Der absolute Doyen im Blogschreiben war der verstorbene Alexander Bozhkov, ehemaliger Vizepremier in der Regierung von Ivan Kostov. Sein Blog „Musik für die Seele. Verschiedene Gedanken zu verschiedenen Fragen“ begann schon Ende der 90-er Jahre mit geistreichen und ironischen Texten, die er auch in Buchform herausgab, wobei er die Postings zu einzelnen Äußerungen mit aufnahm. Der Journalist Ivo Indzhev, ehemaliger Chef der BTA, später auf ausdrückliches Bestehen des Präsidenten Georgi Parvanov hin skandalös im bTV abgesetzt, unterhält den am meisten gelesenen und angesehensten persönlichen Blog, dessen Publikum seit langem sieben Millionen Besucher überschritten hat. Einige Blogs haben eine bestimmte thematische Ausrichtung, zum Beispiel der Blog „Medienrecht“ von Prof. Neli Ognjanova oder der Blog über Wirtschaft von Georgi Angelov. Andere Blogger vereinten ihre Bemühungen in gemeinsamen Blogs, wie es der Fall ist mit „Reduta“, in dem einige der interessantesten Kommentatoren in Bulgarien mitwirken. Einige der Blogs sind von professionellen Journalisten gemacht, wie etwa der populäre Blog von Ivan Bedrov, andere jeodch – zudem sehr erfolgreiche – sind von Leuten geschrieben, die nichts mit dem Journalistenberuf zu tun haben, wie die legendären Blogger Ivan Stambolov – Sula und Konstantin Pavlov – Komitata.

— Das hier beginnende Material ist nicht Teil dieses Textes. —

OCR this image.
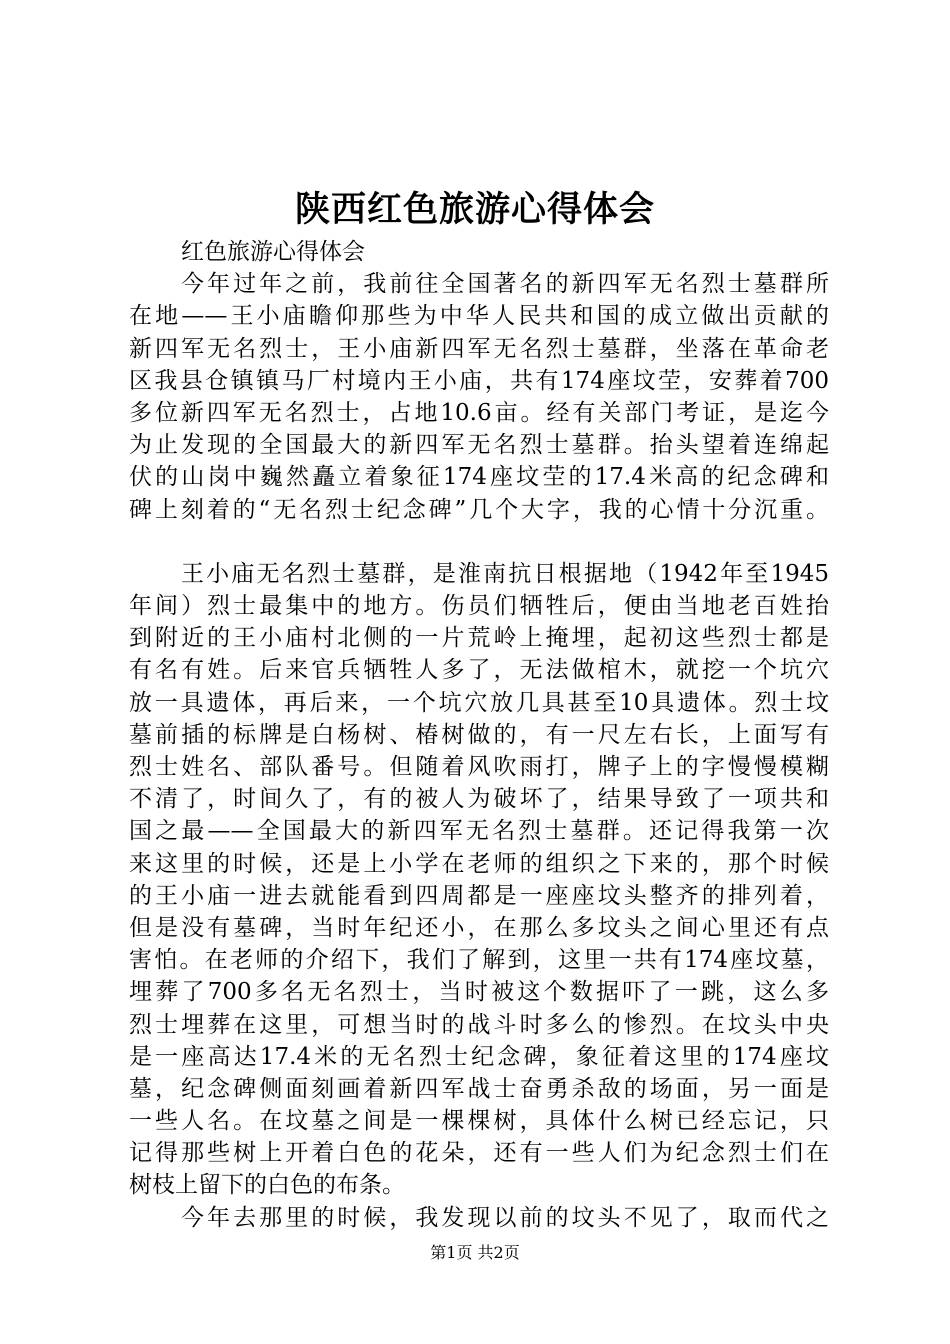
陕西红色旅游心得体会
红色旅游心得体会
今年过年之前，我前往全国著名的新四军无名烈士墓群所
在地——王小庙瞻仰那些为中华人民共和国的成立做出贡献的
新四军无名烈士，王小庙新四军无名烈士墓群，坐落在革命老
区我县仓镇镇马厂村境内王小庙，共有174座坟茔，安葬着700
多位新四军无名烈士，占地10.6亩。经有关部门考证，是迄今
为止发现的全国最大的新四军无名烈士墓群。抬头望着连绵起
伏的山岗中巍然矗立着象征174座坟茔的17.4米高的纪念碑和
碑上刻着的“无名烈士纪念碑”几个大字，我的心情十分沉重。
王小庙无名烈士墓群，是淮南抗日根据地（1942年至1945
年间）烈士最集中的地方。伤员们牺牲后，便由当地老百姓抬
到附近的王小庙村北侧的一片荒岭上掩埋，起初这些烈士都是
有名有姓。后来官兵牺牲人多了，无法做棺木，就挖一个坑穴
放一具遗体，再后来，一个坑穴放几具甚至10具遗体。烈士坟
墓前插的标牌是白杨树、椿树做的，有一尺左右长，上面写有
烈士姓名、部队番号。但随着风吹雨打，牌子上的字慢慢模糊
不清了，时间久了，有的被人为破坏了，结果导致了一项共和
国之最——全国最大的新四军无名烈士墓群。还记得我第一次
来这里的时候，还是上小学在老师的组织之下来的，那个时候
的王小庙一进去就能看到四周都是一座座坟头整齐的排列着，
但是没有墓碑，当时年纪还小，在那么多坟头之间心里还有点
害怕。在老师的介绍下，我们了解到，这里一共有174座坟墓，
埋葬了700多名无名烈士，当时被这个数据吓了一跳，这么多
烈士埋葬在这里，可想当时的战斗时多么的惨烈。在坟头中央
是一座高达17.4米的无名烈士纪念碑，象征着这里的174座坟
墓，纪念碑侧面刻画着新四军战士奋勇杀敌的场面，另一面是
一些人名。在坟墓之间是一棵棵树，具体什么树已经忘记，只
记得那些树上开着白色的花朵，还有一些人们为纪念烈士们在
树枝上留下的白色的布条。
今年去那里的时候，我发现以前的坟头不见了，取而代之
第1页 共2页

Ganz allgemein können wir sagen, dass das Blogschreiben ein äußerst buntes und dynamisches Bild ausformt – und gerade in seinen Umrissen können wir die Magmenfaltung wahrnehmen, die die immer noch nicht erreichte Zivilgesellschaft formt. Ich möchte hinzufügen, dass die bulgarischen Blogs spezielle Reservoire der zivilen Energie sind, die heute in Bulgarien etwas existentiell notwendiges nähren - das Gefühl, dass man so nicht mehr leben kann und darf, dass die Lüge und der Ersatz hinweggefegt, die Korruptionspraktiken unterbunden werden müssen, wenn wir das erreichen wollen, was schon seit einem viertel Jahrhundert unerreicht bleibt: die bulgarische Freiheit, die reale bulgarische Freiheit, der Glaube und die Zuversicht, dass wir selbst unser Leben in der Hand haben. Ohne sie kann Bulgarien kein realer Teilnehmer in der zivilisierten Welt sein, zu der wir historisch und geistig gehören.